The Night Fire (Renée Ballard, #3)(24)
13
Bosch parked right in front of Margaret Thompson’s house. He thought about making the short walk to the house without his cane but he looked at the six steps leading up to the porch. His knee was aching from a full day of movement, with and without the cane. He decided not to push it, grabbed the cane off the passenger seat, and used it to amble up the front walk and stairs. It was getting dark now but there were no lights on that he could see. He knocked on the door but was thinking that he should have called ahead and avoided wasting time. Then the porch lights came on and Margaret opened the door.
“Harry?”
“Hello, Margaret. How are you doing?”
“I’m fine. What brings you here?”
“Well, I wanted to see how you were doing and I wanted to also ask about the case—the murder book you gave me. I was hoping I could get a look at John Jack’s office, see if there were any notes relating to his investigation.”
“Well, you’re welcome to look but I don’t think there is anything there.”
She led him into the house and turned on lights as they went. It made Bosch wonder whether she had been sitting in the dark when he had knocked on the door.
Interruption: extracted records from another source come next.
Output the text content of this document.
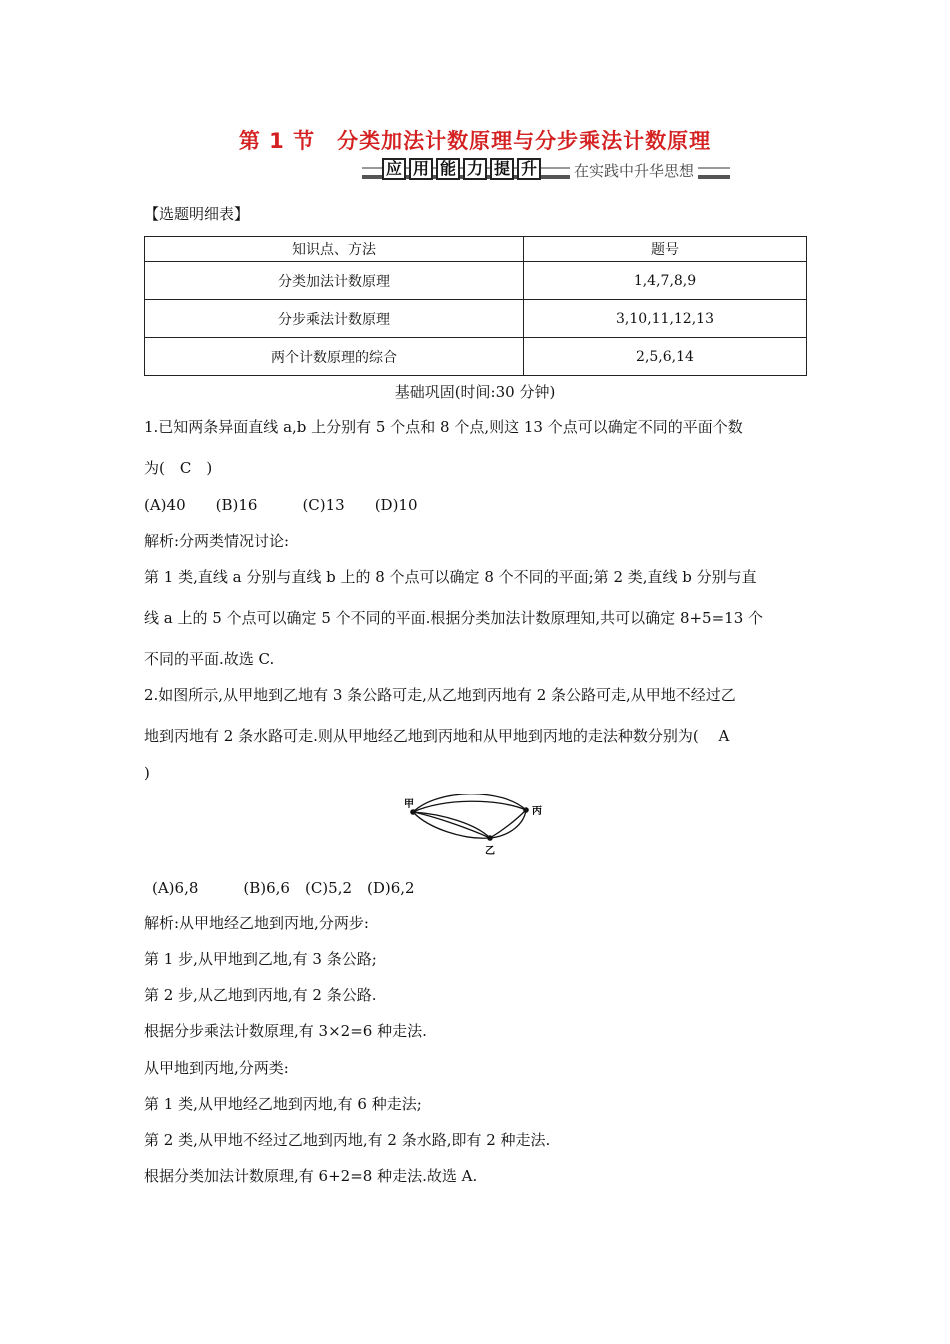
第 1 节　分类加法计数原理与分步乘法计数原理
应 用 能 力 提 升 在实践中升华思想
【选题明细表】
知识点、方法	题号
分类加法计数原理	1,4,7,8,9
分步乘法计数原理	3,10,11,12,13
两个计数原理的综合	2,5,6,14
基础巩固(时间:30 分钟)
1.已知两条异面直线 a,b 上分别有 5 个点和 8 个点,则这 13 个点可以确定不同的平面个数
为(　C　)
(A)40　　(B)16　　　(C)13　　(D)10
解析:分两类情况讨论:
第 1 类,直线 a 分别与直线 b 上的 8 个点可以确定 8 个不同的平面;第 2 类,直线 b 分别与直
线 a 上的 5 个点可以确定 5 个不同的平面.根据分类加法计数原理知,共可以确定 8+5=13 个
不同的平面.故选 C.
2.如图所示,从甲地到乙地有 3 条公路可走,从乙地到丙地有 2 条公路可走,从甲地不经过乙
地到丙地有 2 条水路可走.则从甲地经乙地到丙地和从甲地到丙地的走法种数分别为(　 A
)
甲
丙
乙
(A)6,8　　　(B)6,6　(C)5,2　(D)6,2
解析:从甲地经乙地到丙地,分两步:
第 1 步,从甲地到乙地,有 3 条公路;
第 2 步,从乙地到丙地,有 2 条公路.
根据分步乘法计数原理,有 3×2=6 种走法.
从甲地到丙地,分两类:
第 1 类,从甲地经乙地到丙地,有 6 种走法;
第 2 类,从甲地不经过乙地到丙地,有 2 条水路,即有 2 种走法.
根据分类加法计数原理,有 6+2=8 种走法.故选 A.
In the office Margaret signaled toward the desk. Bosch paused and studied the whole room.
“The murder book was sitting on top of the desk when I retrieved it,” he said. “Is that where it was, or did you find it somewhere?”
“It was in the bottom right side drawer,” Margaret said. “I found it when I was looking for the cemetery papers.”
“Cemetery papers?”
“He bought that plot at Hollywood Forever many years ago. He liked the name of it.”
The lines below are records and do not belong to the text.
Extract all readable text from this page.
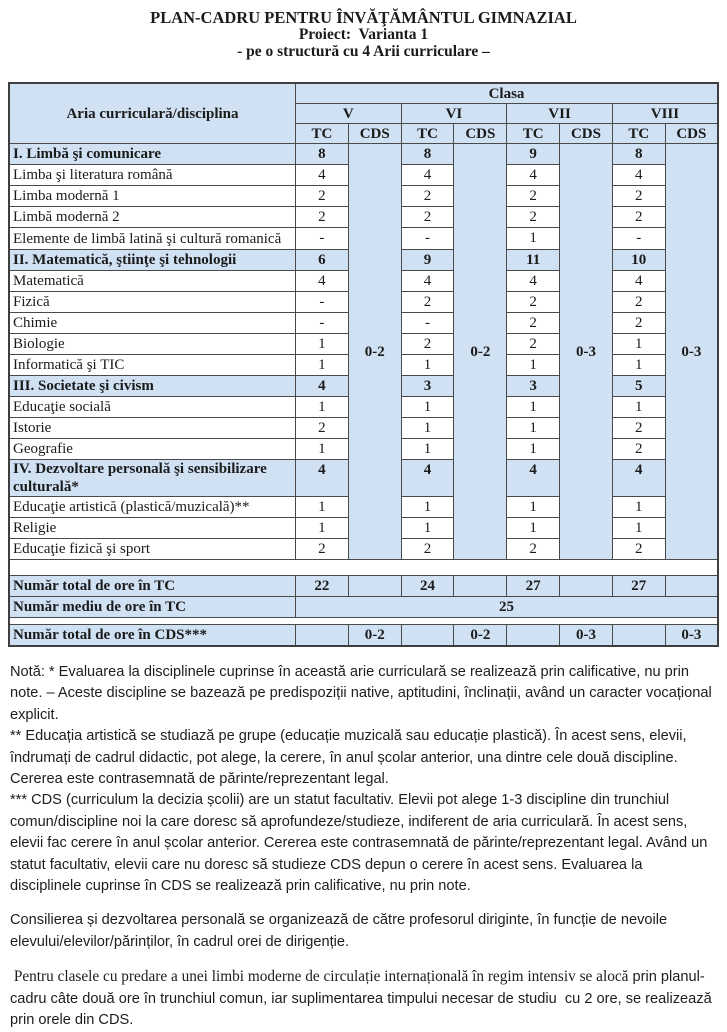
PLAN-CADRU PENTRU ÎNVĂŢĂMÂNTUL GIMNAZIAL
Proiect:  Varianta 1
- pe o structură cu 4 Arii curriculare –
Aria curriculară/disciplina	Clasa							
	V		VI		VII		VIII	
	TC	CDS	TC	CDS	TC	CDS	TC	CDS
I. Limbă şi comunicare	8	0-2	8	0-2	9	0-3	8	0-3
Limba şi literatura română	4		4		4		4	
Limba modernă 1	2		2		2		2	
Limbă modernă 2	2		2		2		2	
Elemente de limbă latină şi cultură romanică	-		-		1		-	
II. Matematică, ştiinţe şi tehnologii	6		9		11		10	
Matematică	4		4		4		4	
Fizică	-		2		2		2	
Chimie	-		-		2		2	
Biologie	1		2		2		1	
Informatică şi TIC	1		1		1		1	
III. Societate şi civism	4		3		3		5	
Educaţie socială	1		1		1		1	
Istorie	2		1		1		2	
Geografie	1		1		1		2	
IV. Dezvoltare personală şi sensibilizare culturală*	4		4		4		4	
Educaţie artistică (plastică/muzicală)**	1		1		1		1	
Religie	1		1		1		1	
Educaţie fizică şi sport	2		2		2		2	

Număr total de ore în TC	22		24		27		27	
Număr mediu de ore în TC	25							

Număr total de ore în CDS***		0-2		0-2		0-3		0-3

Notă: * Evaluarea la disciplinele cuprinse în această arie curriculară se realizează prin calificative, nu prin note. – Aceste discipline se bazează pe predispoziții native, aptitudini, înclinații, având un caracter vocațional explicit.

** Educația artistică se studiază pe grupe (educație muzicală sau educație plastică). În acest sens, elevii, îndrumați de cadrul didactic, pot alege, la cerere, în anul școlar anterior, una dintre cele două discipline. Cererea este contrasemnată de părinte/reprezentant legal.

*** CDS (curriculum la decizia școlii) are un statut facultativ. Elevii pot alege 1-3 discipline din trunchiul comun/discipline noi la care doresc să aprofundeze/studieze, indiferent de aria curriculară. În acest sens, elevii fac cerere în anul școlar anterior. Cererea este contrasemnată de părinte/reprezentant legal. Având un statut facultativ, elevii care nu doresc să studieze CDS depun o cerere în acest sens. Evaluarea la disciplinele cuprinse în CDS se realizează prin calificative, nu prin note.

Consilierea și dezvoltarea personală se organizează de către profesorul diriginte, în funcție de nevoile elevului/elevilor/părinților, în cadrul orei de dirigenție.

Pentru clasele cu predare a unei limbi moderne de circulație internațională în regim intensiv se alocă prin planul-cadru câte două ore în trunchiul comun, iar suplimentarea timpului necesar de studiu  cu 2 ore, se realizează prin orele din CDS.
Bosch moved around the desk and sat down. He opened the bottom right drawer. It was now empty.
“Did you clean this out?”
“No, I haven’t looked in there since the day I found the book.”
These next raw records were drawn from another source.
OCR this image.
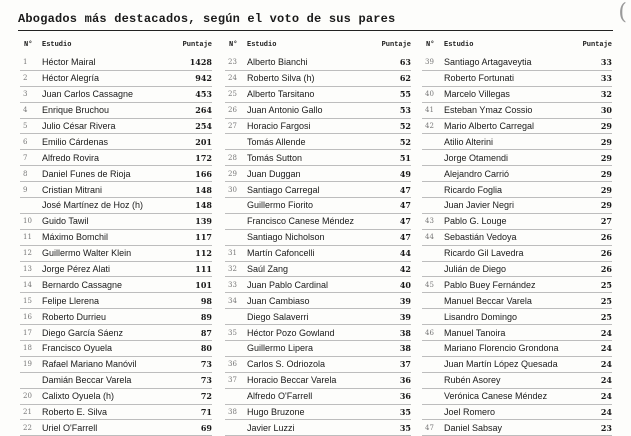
Abogados más destacados, según el voto de sus pares	(
N°	Estudio	Puntaje
1	Héctor Mairal	1428
2	Héctor Alegría	942
3	Juan Carlos Cassagne	453
4	Enrique Bruchou	264
5	Julio César Rivera	254
6	Emilio Cárdenas	201
7	Alfredo Rovira	172
8	Daniel Funes de Rioja	166
9	Cristian Mitrani	148
José Martínez de Hoz (h)	148
10	Guido Tawil	139
11	Máximo Bomchil	117
12	Guillermo Walter Klein	112
13	Jorge Pérez Alati	111
14	Bernardo Cassagne	101
15	Felipe Llerena	98
16	Roberto Durrieu	89
17	Diego García Sáenz	87
18	Francisco Oyuela	80
19	Rafael Mariano Manóvil	73
Damián Beccar Varela	73
20	Calixto Oyuela (h)	72
21	Roberto E. Silva	71
22	Uriel O'Farrell	69
N°	Estudio	Puntaje
23	Alberto Bianchi	63
24	Roberto Silva (h)	62
25	Alberto Tarsitano	55
26	Juan Antonio Gallo	53
27	Horacio Fargosi	52
Tomás Allende	52
28	Tomás Sutton	51
29	Juan Duggan	49
30	Santiago Carregal	47
Guillermo Fiorito	47
Francisco Canese Méndez	47
Santiago Nicholson	47
31	Martín Cafoncelli	44
32	Saúl Zang	42
33	Juan Pablo Cardinal	40
34	Juan Cambiaso	39
Diego Salaverri	39
35	Héctor Pozo Gowland	38
Guillermo Lipera	38
36	Carlos S. Odriozola	37
37	Horacio Beccar Varela	36
Alfredo O'Farrell	36
38	Hugo Bruzone	35
Javier Luzzi	35
N°	Estudio	Puntaje
39	Santiago Artagaveytia	33
Roberto Fortunati	33
40	Marcelo Villegas	32
41	Esteban Ymaz Cossio	30
42	Mario Alberto Carregal	29
Atilio Alterini	29
Jorge Otamendi	29
Alejandro Carrió	29
Ricardo Foglia	29
Juan Javier Negri	29
43	Pablo G. Louge	27
44	Sebastián Vedoya	26
Ricardo Gil Lavedra	26
Julián de Diego	26
45	Pablo Buey Fernández	25
Manuel Beccar Varela	25
Lisandro Domingo	25
46	Manuel Tanoira	24
Mariano Florencio Grondona	24
Juan Martín López Quesada	24
Rubén Asorey	24
Verónica Canese Méndez	24
Joel Romero	24
47	Daniel Sabsay	23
“So there was nothing else in the drawer? Just the murder book?”
“That was all.”
“Did John Jack spend a lot of time in here?”
“A day or two a week. When he did the bills and the taxes. Things like that.”
“Did he have a computer or a laptop?”
“No, he never got one. He said he hated using computers when he worked.”
Bosch nodded. He opened another drawer while talking.
“Had you ever seen the murder book before you found it in the drawer?”
“No, Harry, I hadn’t. What’s going on with it?”
The drawer had two checkbooks and rubber-banded stacks of envelopes from DWP and the Dish Network. It was all household billing records.
“Well, I gave it to a detective and she started checking into it. She said there was nothing added to it by John Jack. So we thought maybe he kept notes separate from it.”
He opened the top drawer and found it full of pens, paper clips, and Post-it pads. There was a pair of scissors, a roll of packing tape, a mini-light, and a magnifying glass with a bone handle with an inscription carved in it.
To my Sherlock
Love, Margaret
“It’s like he took the book with him when he retired but never worked it.”
From the desk Bosch saw a door on the opposite wall.
“You mind if I look in the closet?”
“No, go ahead.”
Bosch got up and walked over. The closet was for long-term storage of clothes. There was a set of golf clubs that looked like they had barely been used and Bosch remembered that they had been presented to John Jack at his retirement party.
On the shelf above the hanging bar Bosch saw a cardboard file box next to a stack of old LPs and a bobby’s helmet that had probably been given to John Jack by a visiting police officer from England.
“What’s in the file box?”
“I don’t know. This was his room, Harry.”
“Mind if I look?”
“Go ahead.”
Bosch pulled the box down. It was heavy and it was sealed. He carried it over to the desk and used the scissors from the drawer to cut the tape stretched across the top of the box.
The box was filled with police documents but they were not contained in files or murder books. At first glance they appeared to be haphazardly stored, from multiple cases. Bosch started taking out thick sheaves of documents and putting them on the desk.
“This might take a while,” he said. “I need to look through these to see what they are and if they’re connected to the murder book.”
“I’ll leave you here so you can work,” Margaret said. “Would you like me to make some coffee, Harry?”
“Uh, no. But a glass of water would be good. My knee is swelling and I have to take a pill.”
“Did you overwork it?”
“Maybe. It’s been a long day.”
“I’ll go get your water.”
Bosch finished taking the documents out of the box and started going through them from what would have been at the bottom. It quickly became clear they had nothing to do with the John Hilton case. What Bosch had in front of him were copies of partial case records and arrest reports as well as state parole-board notifications. John Jack Thompson had been keeping tabs on the people he had sent to prison as a detective, writing letters of opposition to the parole board, and keeping track of when prisoners were released.